23 Temmuz 2015 Perşembe

The Reader (Okuyucu) - 2008

Güzel bir tatil geçirdiğinizde veya lezzetli bir yemek yediğinizde, birkaç gün onun anısıyla yaşarsınız ya, işte bu film bende böyle bir etki bıraktı. Filmi izledikten sonra sahneleri ve replikleri uzun süre aklımdan çıkmadı, hatta normal şartlarda yaptığım bir şey olmasa da, filmi ikinci kere izledim. Film 1995 yılında anlatıcı Michael Berg'ün başından geçen trajik bir aşk hikayesini anlatmasıyla başlıyor. Flashback (anımsamalar) şeklinde ilerleyen sahnelerde kendimizi bir anda 1958 Almanya'sında buluyoruz. Henüz 15 yaşında olan Michael Berg'e çok hasta olduğu bir gün tanımadığı bir kadın yardım eder. İyileştikten sonra kadına teşekkür için evine giden Michael bu olgun ve gizemli kadından (Hanna Schmitz - Kate Winslet) etkilenir ve ilişkilerinin yönü değişir. Utangaç bir çocuktan tutkulu bir aşığa dönüşen Michael için artık yalnızca Hanna vardır. Hanna'nın hoyrat tavırlarına rağmen bir süre gizlice yürütülen ilişki, Hanna'nın bir gün ortadan kaybolmasıyla sona erer. Uzun süre bu ayrılığın acısıyla yaşayan Michael için hayatın sürprizleri henüz sona ermemiştir. Hukuk Fakültesine başlayan Michael, öğrenci-gözlemci olarak katıldığı Savaş Suçları Mahkemesinde 8 yıldır görmediği Hanna Schmitz ile karşılaşır. Sanık sandalyesinde oturan ve eskiden sevdiği bir kadını aslında ne kadar tanıdığını sorgulayan Michael, davanın seyrini değiştirecek bir sırrı da fark eder. Hem Alman gençliğinin Almanya'nın utanç dolu geçmişini sorgulaması hem de iyi ve kötünün durum ve olaylara göre nasıl değiştiğini gösteren çok başarılı bir yapıt: Yerimde olsaydınız siz ne yapardınız?
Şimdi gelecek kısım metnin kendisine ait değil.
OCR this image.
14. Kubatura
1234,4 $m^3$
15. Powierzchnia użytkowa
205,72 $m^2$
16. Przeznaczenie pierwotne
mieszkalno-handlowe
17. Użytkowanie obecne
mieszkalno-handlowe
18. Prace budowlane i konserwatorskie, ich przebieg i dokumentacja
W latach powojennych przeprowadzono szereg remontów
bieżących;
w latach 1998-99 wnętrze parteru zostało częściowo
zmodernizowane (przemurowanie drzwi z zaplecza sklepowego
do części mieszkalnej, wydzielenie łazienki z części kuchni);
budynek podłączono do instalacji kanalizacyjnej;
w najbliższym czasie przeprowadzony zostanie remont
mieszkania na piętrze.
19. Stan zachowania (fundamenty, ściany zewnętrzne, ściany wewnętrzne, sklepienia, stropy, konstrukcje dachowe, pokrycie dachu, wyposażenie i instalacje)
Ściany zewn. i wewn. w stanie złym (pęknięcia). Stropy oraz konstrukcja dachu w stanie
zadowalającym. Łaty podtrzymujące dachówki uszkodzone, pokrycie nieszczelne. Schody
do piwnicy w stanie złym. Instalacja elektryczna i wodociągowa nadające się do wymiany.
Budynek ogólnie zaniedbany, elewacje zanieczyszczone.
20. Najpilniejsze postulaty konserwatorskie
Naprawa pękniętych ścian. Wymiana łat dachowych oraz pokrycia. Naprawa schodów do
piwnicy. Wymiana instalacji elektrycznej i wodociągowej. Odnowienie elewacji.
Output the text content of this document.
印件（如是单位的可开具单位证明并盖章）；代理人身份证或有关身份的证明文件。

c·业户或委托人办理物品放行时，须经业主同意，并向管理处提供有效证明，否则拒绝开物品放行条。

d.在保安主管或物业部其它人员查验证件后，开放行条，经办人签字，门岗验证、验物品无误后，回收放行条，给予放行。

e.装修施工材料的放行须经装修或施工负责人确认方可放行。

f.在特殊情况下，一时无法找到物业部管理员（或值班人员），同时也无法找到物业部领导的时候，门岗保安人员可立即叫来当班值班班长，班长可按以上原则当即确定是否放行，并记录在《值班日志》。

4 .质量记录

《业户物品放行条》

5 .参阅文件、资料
Film için yapılan olumlu eleştirilere katılıyorum, filmin senaryosu çok sağlam bir temelde ilerliyor ve oyuncuların performansı övgüyü hak ediyor. Film hem konu hem de oyunculuk anlamında şimdiye kadar izleyip beğendiğim filmler arasında rahatlıkla ilk üçe girer.  Ancak maalesef film hakkında yapılan olumsuz eleştirilere katılamıyorum. Zira filmi tek götüren kişi Kate Winslet değil, itiraf edelim ki David Kross'un (genç Michael) performansı çok etkileyiciydi. Bununla beraber, İngilizceyi çok iyi bilen bir toplum olduğumuz için herkes oyuncuların neden Alman aksanıyla İngilizce konuştuğu ve Almanca konuşması gerektiğinden dem vurmuş. Nasılsa filmi alt yazıyla izliyorsun, farzet ki Almanca konuşuyorlar, bu gerçekten önemli mi?

Bernhard Schlink'in aynı adlı romanından senaryolaştırılan filmin yönetmenliğini İngiliz yönetmen Stephen Daldry yapıyor. Başrollerde genç Michael rolünde David Kross, olgun Michael rolünde Ralph Fiennes ve Hanna rolünde Kate Winslet yer almaktadır. Kate Winslet'in oyunculuğuyla pek çok ödül kazanan filmin başarısının bir sebebinin de romana sadık kalması olduğu söylenenler arasında (en kısa zamanda okuyacağım). Siz de bu dramatik aşk hikayesine biraz zaman ayırmaz mısınız?
 
"I'm not frightened. I'm not frightened of anything. The more I suffer, the more I love. Danger will only increase my love. It will sharpen it, it will give it spice. I will be the only angel you need. You will leave life even more beautiful than you entered it. Heaven will take you back and look at you and say: Only one thing can make a soul complete, and that thing is love."